The study shows that global wetland N₂O emissions are shaped by both climate/land-use and the functional composition of soil microbiomes. Warming and drainage enhance conditions favorable to ammonia-oxidizing archaea (AOA), which are closely linked to N₂O emissions across diverse wetland types. Despite lower overall abundance than bacteria, archaeal nitrifiers—particularly Thaumarchaeota (e.g., Nitrososphaera, Nitrosocosmicus, Nitrosotenuis, Nitrosarchaeum)—emerge as key correlates of N₂O flux. Multiple lines of evidence converge: metagenomic orthologs (archaeal amoA), taxonomic signals (Thaumarchaeota/SCG), qPCR-based absolute gene abundances (archaeal amoA), and comparative genomics showing a higher prevalence of ammonia-oxidation pathways in archaea than bacteria. Denitrification potential alone did not consistently predict N₂O emissions, likely due to metabolic versatility, gene modularity, and environmental modulation (pH, C content) of N₂O:N₂ end products. Positive covariation of nir and nosZ suggests concurrent potential for N₂O production and reduction; where nosZ is abundant, N₂O consumption may temper emissions. In contrast, the strong relationships between archaeal amoA and N₂O across climates and land uses point to nitrification (and nitrifier-associated pathways) as a widespread driver, especially under warmer, moderately oxic conditions in drained wetlands. The increase of N₂O with N-cycle functional gene diversity further implies that complementary processes (nitrification supplying NO₂⁻/NO₃⁻ for denitrification) amplify emissions under fluctuating redox regimes common in wetlands. Collectively, these findings refine understanding of microbial controls over wetland N₂O fluxes, highlighting AOA as pivotal contributors whose global distribution and adaptation to low oxygen and ammonia align with wetland conditions. This has implications for predicting responses to climate warming and land-use change, which are expected to shift microbiome structure toward higher AOA dominance and elevate N₂O emissions.

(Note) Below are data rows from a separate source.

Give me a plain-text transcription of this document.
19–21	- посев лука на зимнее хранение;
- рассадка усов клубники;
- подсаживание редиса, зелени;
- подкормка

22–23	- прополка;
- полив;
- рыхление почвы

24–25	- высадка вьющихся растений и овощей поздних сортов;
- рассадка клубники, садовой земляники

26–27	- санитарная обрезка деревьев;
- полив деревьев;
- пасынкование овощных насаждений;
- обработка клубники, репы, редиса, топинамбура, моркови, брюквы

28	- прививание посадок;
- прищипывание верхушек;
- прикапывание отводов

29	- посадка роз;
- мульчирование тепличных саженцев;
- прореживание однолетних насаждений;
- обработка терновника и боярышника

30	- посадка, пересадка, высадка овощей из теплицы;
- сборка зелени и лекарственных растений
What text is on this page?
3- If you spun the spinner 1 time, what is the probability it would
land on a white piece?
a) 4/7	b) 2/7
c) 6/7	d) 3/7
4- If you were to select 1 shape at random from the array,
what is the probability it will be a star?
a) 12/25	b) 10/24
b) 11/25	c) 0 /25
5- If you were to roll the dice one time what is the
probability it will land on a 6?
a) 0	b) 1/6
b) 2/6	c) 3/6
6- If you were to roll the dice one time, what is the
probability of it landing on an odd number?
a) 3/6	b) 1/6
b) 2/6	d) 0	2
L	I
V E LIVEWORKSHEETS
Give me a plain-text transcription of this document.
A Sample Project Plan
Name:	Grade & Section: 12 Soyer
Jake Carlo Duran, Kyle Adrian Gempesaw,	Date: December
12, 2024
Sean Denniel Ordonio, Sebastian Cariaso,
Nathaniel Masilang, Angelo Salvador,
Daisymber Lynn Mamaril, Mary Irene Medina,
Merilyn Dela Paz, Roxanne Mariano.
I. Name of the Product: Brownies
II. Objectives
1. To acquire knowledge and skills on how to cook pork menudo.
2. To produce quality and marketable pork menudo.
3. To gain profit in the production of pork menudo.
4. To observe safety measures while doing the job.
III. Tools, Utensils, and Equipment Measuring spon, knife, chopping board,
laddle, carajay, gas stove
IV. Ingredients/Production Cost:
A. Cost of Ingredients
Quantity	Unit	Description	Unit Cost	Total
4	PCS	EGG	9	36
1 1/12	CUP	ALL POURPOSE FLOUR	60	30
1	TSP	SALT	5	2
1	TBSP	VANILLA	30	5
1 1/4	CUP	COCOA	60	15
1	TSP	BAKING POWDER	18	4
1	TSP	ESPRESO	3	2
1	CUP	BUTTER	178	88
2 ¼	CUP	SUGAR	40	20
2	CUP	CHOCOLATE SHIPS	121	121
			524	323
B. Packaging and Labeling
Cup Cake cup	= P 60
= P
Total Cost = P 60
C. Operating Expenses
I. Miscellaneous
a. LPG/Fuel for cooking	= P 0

This global analysis demonstrates that nitrifying microbes—particularly ammonia-oxidizing archaea—are key microbial associates of wetland soil N₂O emissions. N₂O fluxes rise with warming and drainage, track increases in archaeal amoA abundance, and are higher where N-cycle functional gene diversity is greater, consistent with complementary nitrification–denitrification interactions. Comparative genomics supports a broader distribution of ammonia-oxidation capacity in archaea than in bacteria, reinforcing the centrality of AOA in wetland nitrogen cycling. Future work should (1) mechanistically resolve thaumarchaeal N₂O production pathways (e.g., roles of cytochrome P450 NO reductases versus hybrid nitrosation), (2) quantify the relative contributions of nitrification versus denitrification to N₂O across wetland types and hydrological regimes, (3) integrate vegetation, climate, and land-use dynamics into predictive models, and (4) assess how management of drainage and nutrient regimes can mitigate AOA-fueled N₂O emissions.

- Observational, correlative design limits causal inference; the authors note they could not distinguish cause and effect. - Mechanisms of thaumarchaeal N₂O production remain unresolved; gene presence (e.g., cytochrome P450 NO reductase homologs) varies across taxa, and AOA lacking these homologs can still produce N₂O. - Gene abundance and diversity metrics (metagenomes/qPCR) may not reflect in situ activity or flux partitioning among processes; metatranscriptomic or isotopic approaches were not applied globally. - PacBio long-read archaeal community data were available from a subset of sites (5), potentially underrepresenting archaeal taxonomic diversity globally. - Denitrification pathway modularity and environmental factors (e.g., pH, organic C) complicate linking denitrifier gene abundances to N₂O fluxes, contributing to weak correlations. - Potential N₂ measurements were ex situ under controlled atmospheres and available for fewer sites, which may not fully capture field variability.